À quoi sont prêtes les actrices pour incarner un rôle dans un biopic ? Si la plupart essaient de se documenter généreusement, d’autres déploient des stratégies plus radicales, telle Margot Robbie qui a contemplé la vraie garde-robe de Sharon Tate et porté ses bijoux pour mieux la cerner avant le tournage de Once Upon A Time in Hollywood,  de Tarantino. Il y a encore plus impressionnant. En octobre dernier, Helena Bonham Carter, muse de Tim Burton, qui possède tout l’accoutrement gothique de la pythie des temps modernes IRL (des cheveux hirsutes aux boots pointues lacées), livrait une confidence surprenante dans le Guardian. Pour préparer le rôle de la princesse Margaret dans la troisième saison de The Crown,  elle a convoqué le fantôme de la soeur d’Elisabeth II, décédée en 2002, lors d’une séance de spiritisme. Apparemment, celle-ci était d’accord avec le fait que l’actrice lui prête ses traits, à deux conditions près. “Elle m’a dit que je devrais me brosser les cheveux et avoir une apparence un peu plus soignée,  raconte Helena.
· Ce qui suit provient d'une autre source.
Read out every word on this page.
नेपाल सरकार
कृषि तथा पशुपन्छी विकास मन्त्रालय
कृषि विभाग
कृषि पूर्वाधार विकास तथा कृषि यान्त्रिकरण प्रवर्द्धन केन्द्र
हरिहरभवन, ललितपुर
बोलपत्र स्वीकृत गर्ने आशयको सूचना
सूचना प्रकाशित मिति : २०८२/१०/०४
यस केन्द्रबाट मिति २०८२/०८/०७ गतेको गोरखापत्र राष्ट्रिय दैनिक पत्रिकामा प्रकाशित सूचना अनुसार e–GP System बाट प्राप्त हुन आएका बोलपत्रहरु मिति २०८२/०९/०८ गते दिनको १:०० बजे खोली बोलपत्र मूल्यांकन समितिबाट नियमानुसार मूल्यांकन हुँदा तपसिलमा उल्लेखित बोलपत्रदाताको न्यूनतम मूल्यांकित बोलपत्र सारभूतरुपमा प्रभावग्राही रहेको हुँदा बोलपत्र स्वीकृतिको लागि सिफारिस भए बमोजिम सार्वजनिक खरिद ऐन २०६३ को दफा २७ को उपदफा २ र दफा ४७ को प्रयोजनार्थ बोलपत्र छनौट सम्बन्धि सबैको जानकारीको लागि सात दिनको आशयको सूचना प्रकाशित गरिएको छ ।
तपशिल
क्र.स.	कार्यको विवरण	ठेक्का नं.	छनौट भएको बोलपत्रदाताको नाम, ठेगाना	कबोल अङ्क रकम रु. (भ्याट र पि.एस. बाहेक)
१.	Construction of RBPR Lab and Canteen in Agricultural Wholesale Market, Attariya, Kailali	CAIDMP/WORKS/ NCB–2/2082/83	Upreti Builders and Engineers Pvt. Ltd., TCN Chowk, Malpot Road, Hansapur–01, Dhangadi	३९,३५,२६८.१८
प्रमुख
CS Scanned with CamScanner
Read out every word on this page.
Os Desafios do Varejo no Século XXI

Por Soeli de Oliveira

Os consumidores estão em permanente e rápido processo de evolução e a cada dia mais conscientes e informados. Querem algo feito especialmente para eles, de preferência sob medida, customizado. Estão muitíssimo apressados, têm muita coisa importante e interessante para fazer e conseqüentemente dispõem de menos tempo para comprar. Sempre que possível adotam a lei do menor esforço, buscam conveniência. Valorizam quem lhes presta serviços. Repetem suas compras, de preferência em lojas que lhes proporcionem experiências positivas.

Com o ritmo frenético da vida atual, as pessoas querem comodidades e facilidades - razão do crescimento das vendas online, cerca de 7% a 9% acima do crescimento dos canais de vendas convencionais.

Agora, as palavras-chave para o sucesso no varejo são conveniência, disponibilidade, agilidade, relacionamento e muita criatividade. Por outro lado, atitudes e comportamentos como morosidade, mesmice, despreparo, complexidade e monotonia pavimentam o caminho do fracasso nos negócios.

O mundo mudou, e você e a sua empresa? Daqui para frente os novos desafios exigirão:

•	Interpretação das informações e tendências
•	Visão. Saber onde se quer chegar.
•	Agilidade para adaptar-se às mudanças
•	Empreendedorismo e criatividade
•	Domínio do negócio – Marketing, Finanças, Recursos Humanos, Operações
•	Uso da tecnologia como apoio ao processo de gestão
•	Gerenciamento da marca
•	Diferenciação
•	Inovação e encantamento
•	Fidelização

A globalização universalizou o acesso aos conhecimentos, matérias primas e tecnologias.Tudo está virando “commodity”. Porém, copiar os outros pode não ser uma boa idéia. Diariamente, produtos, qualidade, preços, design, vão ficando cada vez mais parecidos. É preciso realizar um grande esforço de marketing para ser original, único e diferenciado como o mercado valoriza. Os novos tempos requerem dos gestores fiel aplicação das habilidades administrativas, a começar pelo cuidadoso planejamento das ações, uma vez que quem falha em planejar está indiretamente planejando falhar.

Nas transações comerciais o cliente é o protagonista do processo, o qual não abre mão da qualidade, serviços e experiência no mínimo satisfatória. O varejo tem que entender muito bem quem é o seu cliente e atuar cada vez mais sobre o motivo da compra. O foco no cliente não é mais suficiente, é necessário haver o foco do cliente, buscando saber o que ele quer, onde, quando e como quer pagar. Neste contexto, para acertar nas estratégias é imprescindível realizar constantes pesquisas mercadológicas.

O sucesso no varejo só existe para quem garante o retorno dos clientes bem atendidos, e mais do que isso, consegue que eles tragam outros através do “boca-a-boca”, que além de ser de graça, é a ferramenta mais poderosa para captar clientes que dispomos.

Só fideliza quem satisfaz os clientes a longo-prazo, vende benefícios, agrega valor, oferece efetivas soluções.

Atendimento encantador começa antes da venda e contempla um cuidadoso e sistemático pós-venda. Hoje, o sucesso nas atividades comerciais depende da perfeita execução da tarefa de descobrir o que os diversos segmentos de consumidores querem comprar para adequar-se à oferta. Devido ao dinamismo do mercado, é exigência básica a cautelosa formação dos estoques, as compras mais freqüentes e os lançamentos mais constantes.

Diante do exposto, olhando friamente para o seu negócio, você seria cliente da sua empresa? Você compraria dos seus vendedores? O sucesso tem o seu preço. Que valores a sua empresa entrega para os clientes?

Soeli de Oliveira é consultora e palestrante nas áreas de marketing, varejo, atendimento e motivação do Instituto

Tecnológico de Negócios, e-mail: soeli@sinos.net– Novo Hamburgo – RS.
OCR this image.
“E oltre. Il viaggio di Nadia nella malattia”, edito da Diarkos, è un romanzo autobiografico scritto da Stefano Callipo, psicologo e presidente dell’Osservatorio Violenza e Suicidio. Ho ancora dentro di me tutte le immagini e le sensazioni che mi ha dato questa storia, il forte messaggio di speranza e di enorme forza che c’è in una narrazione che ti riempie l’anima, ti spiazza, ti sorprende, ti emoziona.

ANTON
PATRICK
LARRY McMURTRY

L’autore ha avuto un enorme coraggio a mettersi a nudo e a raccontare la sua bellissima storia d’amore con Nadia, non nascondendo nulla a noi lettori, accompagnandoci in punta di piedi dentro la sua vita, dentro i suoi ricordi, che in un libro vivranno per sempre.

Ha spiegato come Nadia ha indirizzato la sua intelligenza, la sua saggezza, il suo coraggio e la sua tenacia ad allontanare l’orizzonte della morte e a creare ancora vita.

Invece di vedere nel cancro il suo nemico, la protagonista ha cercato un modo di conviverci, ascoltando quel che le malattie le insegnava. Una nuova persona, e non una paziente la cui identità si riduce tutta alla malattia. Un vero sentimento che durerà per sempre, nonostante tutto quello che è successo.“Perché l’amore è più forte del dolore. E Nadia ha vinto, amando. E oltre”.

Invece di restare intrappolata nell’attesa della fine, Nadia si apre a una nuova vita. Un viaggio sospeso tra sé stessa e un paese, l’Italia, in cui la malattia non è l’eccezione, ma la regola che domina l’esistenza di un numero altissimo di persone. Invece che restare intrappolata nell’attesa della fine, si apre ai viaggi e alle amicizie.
Et aussi de faire très attention à ma façon de l’imiter quand elle fumait avec son porte-cigarettes.”  Avant elle, en février 2017, Lana Del Rey, qui a récemment repris le cultissime tube psyché Season Of The Witch  de Donovan, partageait sur Twitter les ingrédients d’un sortilège adressé à Trump. Elle se joignait ainsi au défi lancé par l’organisation W.I.T.C.H (Witches International Troublemaker Conspiracy From Hell) qui avait décidé de s’en prendre au chef d’État. Au lieu de se planquer de peur de finir au bûcher, de plus en plus de femmes se déclarent ouvertement sorcières. Et c’est sur le net que ces bad girls exercent en premier lieu leur pouvoir de fascination sur une horde de jeunes filles en quête de sens.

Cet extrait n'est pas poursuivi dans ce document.